The concept of the population is divided into two groups, namely the working age population and the population not working age. Indonesia, which has 34 provinces, has an unequal distribution of labor force due to the level of economic growth that is still not evenly distributed in several sectors. Labor is the most important and influential element in managing and controlling the economic system. In this study the method used in the grouping of provinces was based on the workforce in 34 provinces using the K-Means algorithm. The purpose of grouping data is done to get a province grouping that has a workforce in Indonesia by grouping / clustering into 3 groups based on age groups using the K-Means algorithm. Based on the calculations, the results of cluster 0 were 6 provinces, cluster 1 as many as 3 provinces and cluster 2 were 25 provinces. The K-Means algorithm can be used to understand the workforce problems and make it easier to describe the characteristics or characteristics of each group. Based on these results, the local government can give more attention to the regions with the smallest workforce such as the Province of Central Sulawesi, East Kalimantan, Jambi so that economic growth in various sectors can be increased so that the welfare of the workforce, especially in terms of work in the field of work can be easily obtained.

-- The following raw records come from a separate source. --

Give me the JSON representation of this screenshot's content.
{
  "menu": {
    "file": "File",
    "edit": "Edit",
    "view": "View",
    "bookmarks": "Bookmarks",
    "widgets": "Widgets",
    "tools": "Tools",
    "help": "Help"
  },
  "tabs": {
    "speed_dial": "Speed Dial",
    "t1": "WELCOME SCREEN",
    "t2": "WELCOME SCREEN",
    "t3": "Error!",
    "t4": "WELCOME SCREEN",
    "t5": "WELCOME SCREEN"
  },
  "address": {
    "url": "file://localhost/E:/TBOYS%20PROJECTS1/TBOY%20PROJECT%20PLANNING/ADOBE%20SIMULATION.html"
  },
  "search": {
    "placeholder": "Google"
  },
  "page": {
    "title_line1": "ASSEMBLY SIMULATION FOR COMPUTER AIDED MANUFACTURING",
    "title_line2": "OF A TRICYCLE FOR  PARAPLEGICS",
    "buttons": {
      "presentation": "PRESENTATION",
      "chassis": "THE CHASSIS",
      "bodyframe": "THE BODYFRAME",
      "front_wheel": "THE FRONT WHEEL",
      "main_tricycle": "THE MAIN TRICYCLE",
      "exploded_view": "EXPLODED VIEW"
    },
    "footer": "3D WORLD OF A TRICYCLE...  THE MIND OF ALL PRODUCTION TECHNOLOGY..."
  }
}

使用 K-means 算法按年龄对印度尼西亚劳动力进行分类
人口的概念分为两类,即劳动适龄人口和非劳动适龄人口。印尼有 34 个省,由于经济增长水平在多个部门的分布仍不均衡,劳动力分布不均。劳动力是管理和控制经济系统中最重要和最具影响力的因素。本研究采用 K-Means 算法对 34 个省的劳动力进行分组。分组数据的目的是通过使用 K-Means 算法,根据年龄组将印尼劳动力分为 3 组,从而得到一个省份分组。根据计算结果,第 0 组有 6 个省,第 1 组有 3 个省,第 2 组有 25 个省。K-Means 算法可用于了解劳动力问题,更易于描述各组的特点或特征。根据这些结果,地方政府可以对劳动力最少的地区给予更多关注,如中苏拉威西省、东加里曼丹省、占碑省等,从而提高各行业的经济增长,使劳动力的福利,尤其是在工作领域的工作方面可以轻松获得。
本文章由计算机程序翻译,如有差异,请以英文原文为准。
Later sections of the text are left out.